Lecture 5: New innovation models at the interface between academia and industry

No abstract provided.

 

Danny Warshay has devoted his career to building, managing and harvesting high-growth entrepreneurial ventures. He began his entrepreneurial pursuits while an undergraduate at Brown, as co-founder of Clearview Software, which Apple acquired in 1989. Since then, he has co-founded 15 other successful companies acquired by Medline, Time, Belo Corporation, Sealed Air, Penton Media. 
Beyond his own successful startups, Danny is internationally recognised for his approach to teaching entrepreneurship. He is member of the entrepreneurship faculty at Brown, where the Critical Review recognised his Entrepreneurial Process course as the highest-rated course in the University.
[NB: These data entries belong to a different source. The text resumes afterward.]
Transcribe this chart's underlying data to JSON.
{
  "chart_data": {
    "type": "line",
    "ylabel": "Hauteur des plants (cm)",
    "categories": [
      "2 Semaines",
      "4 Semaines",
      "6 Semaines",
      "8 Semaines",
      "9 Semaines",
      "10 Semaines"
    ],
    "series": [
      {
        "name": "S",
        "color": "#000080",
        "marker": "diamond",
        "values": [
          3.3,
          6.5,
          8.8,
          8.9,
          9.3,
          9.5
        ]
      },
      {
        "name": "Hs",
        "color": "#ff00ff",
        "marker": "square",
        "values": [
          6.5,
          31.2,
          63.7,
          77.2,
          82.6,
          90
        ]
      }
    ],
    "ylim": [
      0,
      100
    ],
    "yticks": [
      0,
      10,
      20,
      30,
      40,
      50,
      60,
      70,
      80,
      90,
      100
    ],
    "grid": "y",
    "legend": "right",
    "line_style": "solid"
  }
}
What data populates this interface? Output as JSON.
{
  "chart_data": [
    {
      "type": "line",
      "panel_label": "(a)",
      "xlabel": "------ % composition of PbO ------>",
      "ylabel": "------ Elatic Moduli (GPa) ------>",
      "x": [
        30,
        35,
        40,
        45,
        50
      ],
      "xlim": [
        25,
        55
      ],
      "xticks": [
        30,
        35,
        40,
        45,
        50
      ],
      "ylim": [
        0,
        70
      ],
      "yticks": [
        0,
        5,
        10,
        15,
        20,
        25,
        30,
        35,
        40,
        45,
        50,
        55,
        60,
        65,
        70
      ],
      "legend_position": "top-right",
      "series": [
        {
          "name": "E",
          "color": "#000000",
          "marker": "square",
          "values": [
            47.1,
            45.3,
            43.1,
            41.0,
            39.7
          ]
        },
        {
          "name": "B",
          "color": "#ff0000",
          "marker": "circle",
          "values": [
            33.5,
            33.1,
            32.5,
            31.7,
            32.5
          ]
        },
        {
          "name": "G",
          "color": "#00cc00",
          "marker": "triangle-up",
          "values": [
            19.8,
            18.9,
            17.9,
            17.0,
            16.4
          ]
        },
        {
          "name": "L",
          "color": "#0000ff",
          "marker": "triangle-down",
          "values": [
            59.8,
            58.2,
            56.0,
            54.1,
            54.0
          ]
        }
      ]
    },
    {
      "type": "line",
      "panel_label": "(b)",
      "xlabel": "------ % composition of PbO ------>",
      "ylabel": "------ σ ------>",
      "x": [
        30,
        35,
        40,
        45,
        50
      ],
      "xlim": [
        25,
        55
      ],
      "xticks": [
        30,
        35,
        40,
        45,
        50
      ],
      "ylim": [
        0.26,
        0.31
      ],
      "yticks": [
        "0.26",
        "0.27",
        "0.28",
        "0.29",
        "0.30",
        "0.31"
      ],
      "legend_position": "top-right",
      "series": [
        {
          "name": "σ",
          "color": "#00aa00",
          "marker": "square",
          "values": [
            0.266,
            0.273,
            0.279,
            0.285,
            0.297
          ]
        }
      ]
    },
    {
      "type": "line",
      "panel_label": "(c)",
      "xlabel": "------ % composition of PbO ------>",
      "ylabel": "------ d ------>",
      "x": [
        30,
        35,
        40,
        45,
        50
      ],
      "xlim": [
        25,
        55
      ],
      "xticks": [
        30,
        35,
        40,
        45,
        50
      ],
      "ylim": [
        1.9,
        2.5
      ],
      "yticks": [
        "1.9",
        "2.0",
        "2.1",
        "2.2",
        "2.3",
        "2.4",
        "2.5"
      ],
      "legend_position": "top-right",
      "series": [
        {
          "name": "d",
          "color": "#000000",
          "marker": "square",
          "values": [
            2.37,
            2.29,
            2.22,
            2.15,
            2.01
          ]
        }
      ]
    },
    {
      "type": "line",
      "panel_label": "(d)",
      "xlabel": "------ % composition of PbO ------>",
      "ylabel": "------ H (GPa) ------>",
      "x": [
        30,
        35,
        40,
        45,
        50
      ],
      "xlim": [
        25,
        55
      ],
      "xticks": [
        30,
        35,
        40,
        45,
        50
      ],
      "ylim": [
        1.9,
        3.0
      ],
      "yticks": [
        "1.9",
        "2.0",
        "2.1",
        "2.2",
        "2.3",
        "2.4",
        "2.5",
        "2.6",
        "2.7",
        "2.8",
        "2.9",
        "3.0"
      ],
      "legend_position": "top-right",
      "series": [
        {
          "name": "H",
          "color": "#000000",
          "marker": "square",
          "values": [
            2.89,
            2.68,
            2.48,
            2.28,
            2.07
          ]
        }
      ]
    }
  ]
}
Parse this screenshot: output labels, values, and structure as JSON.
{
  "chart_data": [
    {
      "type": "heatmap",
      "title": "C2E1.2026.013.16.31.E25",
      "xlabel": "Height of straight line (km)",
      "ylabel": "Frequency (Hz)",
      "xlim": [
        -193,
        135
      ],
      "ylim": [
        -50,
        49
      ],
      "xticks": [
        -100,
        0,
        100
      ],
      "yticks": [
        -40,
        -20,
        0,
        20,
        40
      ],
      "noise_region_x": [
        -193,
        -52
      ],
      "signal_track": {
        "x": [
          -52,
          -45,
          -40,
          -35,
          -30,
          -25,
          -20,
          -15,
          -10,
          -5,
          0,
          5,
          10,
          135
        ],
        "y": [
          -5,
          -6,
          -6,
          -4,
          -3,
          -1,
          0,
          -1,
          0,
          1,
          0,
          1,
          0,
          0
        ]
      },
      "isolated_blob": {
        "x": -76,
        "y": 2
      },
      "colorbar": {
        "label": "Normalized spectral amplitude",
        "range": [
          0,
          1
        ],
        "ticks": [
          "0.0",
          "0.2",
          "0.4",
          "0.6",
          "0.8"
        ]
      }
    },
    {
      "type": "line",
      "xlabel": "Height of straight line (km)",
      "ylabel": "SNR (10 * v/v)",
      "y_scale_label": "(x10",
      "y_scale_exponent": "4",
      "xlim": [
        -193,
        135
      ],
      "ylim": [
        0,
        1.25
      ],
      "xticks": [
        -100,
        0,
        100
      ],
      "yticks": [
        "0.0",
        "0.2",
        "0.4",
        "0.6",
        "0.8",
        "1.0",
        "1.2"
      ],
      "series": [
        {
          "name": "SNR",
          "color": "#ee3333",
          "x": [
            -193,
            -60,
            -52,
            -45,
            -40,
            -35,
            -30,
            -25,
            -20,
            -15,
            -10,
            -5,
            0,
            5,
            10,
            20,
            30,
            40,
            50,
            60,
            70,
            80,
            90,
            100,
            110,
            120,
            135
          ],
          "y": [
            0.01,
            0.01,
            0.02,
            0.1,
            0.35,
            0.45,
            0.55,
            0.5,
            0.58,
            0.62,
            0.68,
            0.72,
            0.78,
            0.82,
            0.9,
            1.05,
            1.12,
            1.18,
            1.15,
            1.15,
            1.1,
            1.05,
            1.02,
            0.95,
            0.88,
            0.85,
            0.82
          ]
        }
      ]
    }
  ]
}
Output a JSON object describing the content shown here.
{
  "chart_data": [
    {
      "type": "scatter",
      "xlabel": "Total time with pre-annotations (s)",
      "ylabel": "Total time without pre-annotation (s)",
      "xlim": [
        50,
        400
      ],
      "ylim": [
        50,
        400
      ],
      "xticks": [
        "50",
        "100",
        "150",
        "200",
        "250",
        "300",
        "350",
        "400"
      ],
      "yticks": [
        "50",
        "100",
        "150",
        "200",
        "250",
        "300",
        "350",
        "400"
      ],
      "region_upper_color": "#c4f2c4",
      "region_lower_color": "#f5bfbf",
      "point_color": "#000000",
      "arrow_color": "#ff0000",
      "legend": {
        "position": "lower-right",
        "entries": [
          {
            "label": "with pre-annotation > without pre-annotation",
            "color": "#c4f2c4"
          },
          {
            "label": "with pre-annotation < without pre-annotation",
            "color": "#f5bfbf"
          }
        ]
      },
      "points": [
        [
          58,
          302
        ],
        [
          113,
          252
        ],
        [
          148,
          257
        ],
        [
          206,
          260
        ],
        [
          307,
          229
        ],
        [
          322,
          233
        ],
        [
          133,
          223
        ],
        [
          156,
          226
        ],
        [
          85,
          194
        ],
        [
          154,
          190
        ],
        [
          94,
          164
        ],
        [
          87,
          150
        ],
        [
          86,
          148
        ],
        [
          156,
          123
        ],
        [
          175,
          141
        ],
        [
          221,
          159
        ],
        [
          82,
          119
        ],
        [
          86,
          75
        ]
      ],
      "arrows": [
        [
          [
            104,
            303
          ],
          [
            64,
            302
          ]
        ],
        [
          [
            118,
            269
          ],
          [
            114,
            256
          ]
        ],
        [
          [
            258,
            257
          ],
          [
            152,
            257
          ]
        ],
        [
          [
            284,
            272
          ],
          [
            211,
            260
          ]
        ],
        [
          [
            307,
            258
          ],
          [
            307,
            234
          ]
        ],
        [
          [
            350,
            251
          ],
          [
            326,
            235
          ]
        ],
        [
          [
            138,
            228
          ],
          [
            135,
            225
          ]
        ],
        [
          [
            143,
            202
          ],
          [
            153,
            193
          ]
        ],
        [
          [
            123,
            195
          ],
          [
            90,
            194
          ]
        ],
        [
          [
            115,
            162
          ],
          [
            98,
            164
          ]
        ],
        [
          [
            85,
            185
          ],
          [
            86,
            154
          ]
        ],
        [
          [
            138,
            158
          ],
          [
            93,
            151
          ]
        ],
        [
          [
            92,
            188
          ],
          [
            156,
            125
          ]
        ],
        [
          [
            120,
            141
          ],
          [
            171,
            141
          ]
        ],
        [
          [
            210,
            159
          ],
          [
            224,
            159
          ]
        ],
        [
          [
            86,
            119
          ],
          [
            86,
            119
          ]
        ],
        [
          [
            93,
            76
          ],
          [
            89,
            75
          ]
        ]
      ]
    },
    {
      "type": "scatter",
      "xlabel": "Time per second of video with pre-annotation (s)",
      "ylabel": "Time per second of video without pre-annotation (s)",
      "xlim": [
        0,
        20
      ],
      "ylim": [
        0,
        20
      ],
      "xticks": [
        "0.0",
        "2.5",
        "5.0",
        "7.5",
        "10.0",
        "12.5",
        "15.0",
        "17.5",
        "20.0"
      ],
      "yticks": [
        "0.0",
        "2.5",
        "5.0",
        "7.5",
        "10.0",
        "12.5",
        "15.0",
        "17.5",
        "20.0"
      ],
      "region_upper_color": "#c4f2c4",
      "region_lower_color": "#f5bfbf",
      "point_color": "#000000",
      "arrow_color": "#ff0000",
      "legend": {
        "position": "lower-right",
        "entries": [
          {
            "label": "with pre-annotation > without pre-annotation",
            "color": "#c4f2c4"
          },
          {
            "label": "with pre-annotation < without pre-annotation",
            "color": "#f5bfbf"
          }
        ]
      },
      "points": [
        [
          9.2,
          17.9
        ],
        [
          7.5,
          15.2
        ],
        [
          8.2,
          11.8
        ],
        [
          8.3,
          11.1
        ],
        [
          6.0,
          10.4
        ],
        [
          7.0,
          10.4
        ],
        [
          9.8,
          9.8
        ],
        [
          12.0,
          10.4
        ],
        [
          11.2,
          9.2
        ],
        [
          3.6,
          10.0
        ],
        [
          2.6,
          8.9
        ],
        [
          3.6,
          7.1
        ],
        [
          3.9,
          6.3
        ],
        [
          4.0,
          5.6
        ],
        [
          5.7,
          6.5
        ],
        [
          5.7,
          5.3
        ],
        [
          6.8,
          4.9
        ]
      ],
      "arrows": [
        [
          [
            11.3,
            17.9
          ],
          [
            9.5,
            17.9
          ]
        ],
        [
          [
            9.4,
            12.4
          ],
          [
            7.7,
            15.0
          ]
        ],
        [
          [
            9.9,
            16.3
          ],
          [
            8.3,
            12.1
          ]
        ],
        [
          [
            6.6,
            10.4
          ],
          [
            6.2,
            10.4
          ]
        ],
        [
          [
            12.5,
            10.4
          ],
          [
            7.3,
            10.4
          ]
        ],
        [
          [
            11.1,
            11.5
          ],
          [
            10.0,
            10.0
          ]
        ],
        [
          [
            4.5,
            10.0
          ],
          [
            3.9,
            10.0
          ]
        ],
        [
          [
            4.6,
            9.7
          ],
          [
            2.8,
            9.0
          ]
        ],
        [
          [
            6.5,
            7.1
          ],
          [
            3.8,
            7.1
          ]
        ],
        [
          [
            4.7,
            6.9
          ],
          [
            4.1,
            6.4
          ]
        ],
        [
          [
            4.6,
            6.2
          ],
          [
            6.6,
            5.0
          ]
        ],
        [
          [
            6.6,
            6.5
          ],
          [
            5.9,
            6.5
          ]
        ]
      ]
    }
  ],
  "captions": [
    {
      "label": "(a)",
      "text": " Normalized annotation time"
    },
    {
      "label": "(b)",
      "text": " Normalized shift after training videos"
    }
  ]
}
Danny is also a member of the entrepreneurship faculty at Yale and in the Tel Aviv University MBA program, and he leads intensive Entrepreneurial Process workshops in corporate, governmental and other contexts throughout the United States, and in China, Egypt, Portugal, Bahrain, Slovenia, South Africa, Jordan, Palestine, Israel and the UK. In recognition of his active support for Brown students in and out of the classroom, Danny was awarded the first ever Nathalie Rutherford Pierrepont Prize for Leadership, Career Advising, and Motivation. Google’s University Program awarded Brown’s Business, Entrepreneurship and Organizations Concentration an unrestricted grant in recognition of the impact Danny’s teaching has had on his students, many of whom have gone on to work at Google. To recognise Danny’s leadership during his tenure as President of its Board of Trustees, Brown Hillel annually awards the Danny Warshay ’87 Exceptional Leadership Award to the student who has most clearly demonstrated the leadership qualities of mentoring, modelling and community building. Danny was also the recipient of the Merrill L. Hassenfeld Leadership in Community Service Award, and the Brown Football team recognised Danny with the Dave Zucconi ’55 Brown Pride Award for loyalty, support, service and faith in Brown football. Danny received an A.B. in History, magna cum laude, from Brown University (Junior Year at Hebrew University in Jerusalem), and an MBA from Harvard Business School. More details at DannyWarshay.com

 

Lecture 2: Bottom-up research: The most critical skill in entrepreneurship

Serial entrepreneur and internationally renowned entrepreneurship Prof. Danny Warshay of Brown, Yale and Tel Aviv University, will lead a discussion about the most critical skill in entrepreneurship - "bottom-up research." This breakthrough "anthropological" approach helps entrepreneurs listen and observe to determine what consumers really need, even when consumers themselves do not know.